MIT tests new nanoparticle for vaccine delivery

While there's been some progress to make synthetic vaccines for HIV that avoid the dangers of using the virus itself to spur the body's defenses, delivering the synthetic vaccines with existing technology hasn't elicited the desired immune responses. MIT researchers might have found one way to overcome this delivery challenge---a new nanoparticle made with bundles of liposomes that might be able to deliver synthetic vaccines for HIV and other diseases safely and effectively, according to an MIT News Office release.

The nanoparticles were recently detailed in the Feb. 20 issue of the journal Nature Materials. MIT says that the nanoparticles are made by chemically fusing together liposomes into "concentric fatty spheres." The idea is that, following injection, the nanoparticles will remain intact in the blood stream long enough to make their way into cells where they can release the synthetic vaccines and trigger T cell responses.

Studies showed that the nanoparticles loaded with a vaccine protein from egg whites was able to provoke desired T cell activity in mice. In the past, liposomes alone have been too unstable in the blood stream to be effective in delivering certain vaccines, according to MIT.

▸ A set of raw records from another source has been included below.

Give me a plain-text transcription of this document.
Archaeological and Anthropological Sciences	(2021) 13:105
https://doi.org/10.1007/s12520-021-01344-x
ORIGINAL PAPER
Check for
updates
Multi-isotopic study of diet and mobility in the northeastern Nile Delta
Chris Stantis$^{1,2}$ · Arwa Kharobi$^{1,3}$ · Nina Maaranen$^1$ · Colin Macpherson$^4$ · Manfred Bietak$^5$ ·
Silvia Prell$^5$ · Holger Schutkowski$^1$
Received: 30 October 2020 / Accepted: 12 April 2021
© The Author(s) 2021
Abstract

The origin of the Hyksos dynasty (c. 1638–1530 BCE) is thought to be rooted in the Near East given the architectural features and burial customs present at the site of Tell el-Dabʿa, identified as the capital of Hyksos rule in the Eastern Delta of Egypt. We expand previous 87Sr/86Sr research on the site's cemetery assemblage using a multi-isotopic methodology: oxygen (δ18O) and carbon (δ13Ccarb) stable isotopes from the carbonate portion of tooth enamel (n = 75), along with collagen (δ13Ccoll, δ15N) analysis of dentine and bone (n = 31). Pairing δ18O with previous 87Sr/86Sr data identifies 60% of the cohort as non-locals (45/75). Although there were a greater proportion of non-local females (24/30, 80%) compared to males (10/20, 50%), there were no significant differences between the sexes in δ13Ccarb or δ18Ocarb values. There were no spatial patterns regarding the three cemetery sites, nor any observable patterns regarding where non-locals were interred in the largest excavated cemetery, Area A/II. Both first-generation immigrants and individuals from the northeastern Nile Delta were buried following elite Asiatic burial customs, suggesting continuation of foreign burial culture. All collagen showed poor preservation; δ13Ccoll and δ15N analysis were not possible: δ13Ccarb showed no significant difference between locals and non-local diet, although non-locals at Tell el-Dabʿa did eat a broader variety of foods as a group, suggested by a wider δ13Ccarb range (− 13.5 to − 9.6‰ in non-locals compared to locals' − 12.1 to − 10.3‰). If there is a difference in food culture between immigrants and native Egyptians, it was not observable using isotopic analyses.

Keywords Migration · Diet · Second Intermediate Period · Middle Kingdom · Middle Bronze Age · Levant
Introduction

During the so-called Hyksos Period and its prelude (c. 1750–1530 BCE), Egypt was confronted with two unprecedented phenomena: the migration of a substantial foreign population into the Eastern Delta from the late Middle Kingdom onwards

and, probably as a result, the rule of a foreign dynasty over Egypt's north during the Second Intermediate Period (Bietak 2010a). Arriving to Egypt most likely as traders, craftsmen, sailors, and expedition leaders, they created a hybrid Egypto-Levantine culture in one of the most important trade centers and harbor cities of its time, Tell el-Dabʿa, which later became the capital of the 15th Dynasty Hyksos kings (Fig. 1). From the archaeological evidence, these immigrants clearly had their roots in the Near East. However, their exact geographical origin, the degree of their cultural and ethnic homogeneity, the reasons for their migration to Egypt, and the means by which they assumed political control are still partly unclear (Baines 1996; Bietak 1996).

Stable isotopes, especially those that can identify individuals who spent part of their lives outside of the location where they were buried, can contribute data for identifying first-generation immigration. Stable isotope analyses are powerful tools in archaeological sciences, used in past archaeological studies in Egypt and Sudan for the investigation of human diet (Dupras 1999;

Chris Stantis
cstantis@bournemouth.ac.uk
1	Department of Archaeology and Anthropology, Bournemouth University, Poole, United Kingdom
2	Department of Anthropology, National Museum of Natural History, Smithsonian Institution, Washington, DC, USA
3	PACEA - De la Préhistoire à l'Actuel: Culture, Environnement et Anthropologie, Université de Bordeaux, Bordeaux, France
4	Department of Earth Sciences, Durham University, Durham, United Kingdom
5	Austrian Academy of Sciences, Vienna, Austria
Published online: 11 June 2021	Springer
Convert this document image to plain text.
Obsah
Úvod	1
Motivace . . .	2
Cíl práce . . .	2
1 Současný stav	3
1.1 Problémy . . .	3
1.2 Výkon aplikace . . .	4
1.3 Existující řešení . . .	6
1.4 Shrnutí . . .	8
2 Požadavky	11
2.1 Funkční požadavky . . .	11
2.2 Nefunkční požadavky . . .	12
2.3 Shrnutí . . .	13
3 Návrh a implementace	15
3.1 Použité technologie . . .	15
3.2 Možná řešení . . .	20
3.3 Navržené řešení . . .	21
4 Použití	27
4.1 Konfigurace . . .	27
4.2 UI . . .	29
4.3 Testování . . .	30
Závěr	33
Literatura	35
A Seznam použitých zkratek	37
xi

Darrell Irvine, a member of the MIT's David H. Koch Institute for Integrative Cancer Research, is developing the nanoparticles and was an author of the Nature Materials paper. He and his colleagues have begun a mouse study with Walter Reed Army Institute of Research to test the use of the particles to deliver an experimental malaria vaccine. Irvine is also researching the use of the nanoparticles for carrying vaccines for HIV and cancer.

"There's definitely enough potential to be worth exploring it with more sophisticated and expensive experiments," Niren Murthy, associate professor at Georgia Institute of Technology, told the MIT News Office.